In fact, the doctor agrees with me, saying that if he doesn’t stop riding bulls, he’ll be on his way to the morgue. So naturally, Luke just swallows a pain pill and goes back out there, saying, “This is my life. It’s all I know.” Maybe that would have been a good thing to figure out before you took off your clothes in front of each other. Ira asks Sophia how he can help, and she just smiles. Silly old man, you’re in a hospital bed. You can’t do anything.
“I can’t be with someone if every time they walk out the door, I don’t know if I’m going to see them again,” says Sophia.

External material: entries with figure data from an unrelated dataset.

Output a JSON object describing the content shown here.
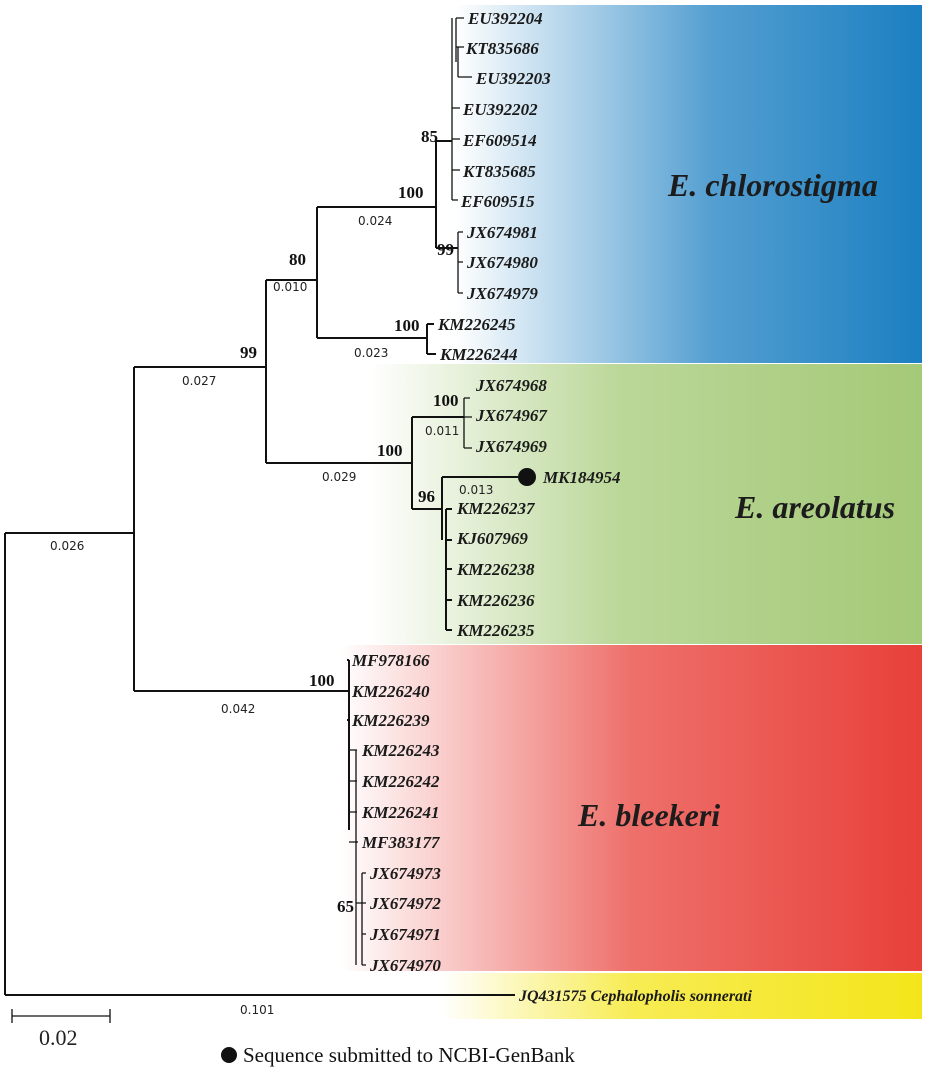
{
  "clades": {
    "chlorostigma": {
      "name": "E. chlorostigma",
      "color_start": "#ffffff",
      "color_end": "#1b7fc1",
      "tips": [
        "EU392204",
        "KT835686",
        "EU392203",
        "EU392202",
        "EF609514",
        "KT835685",
        "EF609515",
        "JX674981",
        "JX674980",
        "JX674979",
        "KM226245",
        "KM226244"
      ]
    },
    "areolatus": {
      "name": "E. areolatus",
      "color_start": "#ffffff",
      "color_end": "#a4c977",
      "tips": [
        "JX674968",
        "JX674967",
        "JX674969",
        "MK184954",
        "KM226237",
        "KJ607969",
        "KM226238",
        "KM226236",
        "KM226235"
      ]
    },
    "bleekeri": {
      "name": "E. bleekeri",
      "color_start": "#ffffff",
      "color_end": "#e8403a",
      "tips": [
        "MF978166",
        "KM226240",
        "KM226239",
        "KM226243",
        "KM226242",
        "KM226241",
        "MF383177",
        "JX674973",
        "JX674972",
        "JX674971",
        "JX674970"
      ]
    },
    "outgroup": {
      "name": "JQ431575 Cephalopholis sonnerati",
      "color_start": "#ffffff",
      "color_end": "#f4e51a"
    }
  },
  "bootstrap": {
    "b85": "85",
    "b100_chloro": "100",
    "b99_jx": "99",
    "b80": "80",
    "b100_km": "100",
    "b99_root": "99",
    "b100_jx96": "100",
    "b100_areo": "100",
    "b96": "96",
    "b100_bleek": "100",
    "b65": "65"
  },
  "branch_lengths": {
    "bl_0024": "0.024",
    "bl_0010": "0.010",
    "bl_0023": "0.023",
    "bl_0027": "0.027",
    "bl_0011": "0.011",
    "bl_0029": "0.029",
    "bl_0013": "0.013",
    "bl_0026": "0.026",
    "bl_0042": "0.042",
    "bl_0101": "0.101"
  },
  "scale_bar": {
    "label": "0.02"
  },
  "legend": {
    "text": "Sequence submitted to NCBI-GenBank",
    "marker": "filled-circle"
  }
}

That might be asking a bit much, dear, considering that’s kinda true about everyone who walks out a door. (Think about that, people.) Meanwhile, in the past, Ira promises Rose he’ll come back from war, a promise he apparently kept since he’s still alive and well in the present (there goes that bit of tension). Luke and Sophia agree that they don’t know how to make their relationship work. Duct tape; it fixes everything.
“I can’t do this anymore,” Rose tells Ira. I can’t deal with you maybe dying to defend my country, so our relationship that motivates you to come home alive is over. “Love requires sacrifice,” Ira tells Sophia as the trailer draws to a close, “but it’s worth it. Always.” I can’t make a joke about that; that’s actually a very true and heartfelt statement. It would mean more if they focused on the sacrifice instead of young beautiful people hooking up in the shower, but hey, sex sells.
So based on the trailer, do I recommend the movie? Sort of. The actors are talented and fresh, Nicholas Sparks seems to know how to write a story people like, and the film offers themes of love and sacrifice. It’d be better if the movie focused on those themes instead of sex. Seriously, I had to look through three trailers before I found one that downplayed the sex scenes in favor of the story, and even in this trailer, they’re still there.
I’ve said it before (in Winter’s Tale, complete with reasons) and I’ll say it again: one second sex scenes in trailers are a pet peeve of mine. But some of you might think, isn’t sex a crucial part of the story? Isn’t it a primal motivation for the characters? Yes, yes it is. At it’s most basic, The Longest Ride is about whether Luke and Sophia will have sex (which sounds crude, I know, but sex is more than just reproduction and pleasure; it’s connection at the deepest level, physically and spiritually). But by putting these scenes in the trailer, or even in the movie at all, we know the answer. The tension is removed; the goal is reached. The question now becomes whether the two will continue to have sex, and it makes for a much less compelling and primal story.
As for the movie itself, if you like chick flicks or Nicholas Sparks, this is pretty standard fare that you’ll probably enjoy. Those types of films aren’t my personal choice, so I’ll probably skip this one.
Like a bull, it’d probably throw me off before I got eight seconds in.
The Longest Ride is owned by 20th Century Fox.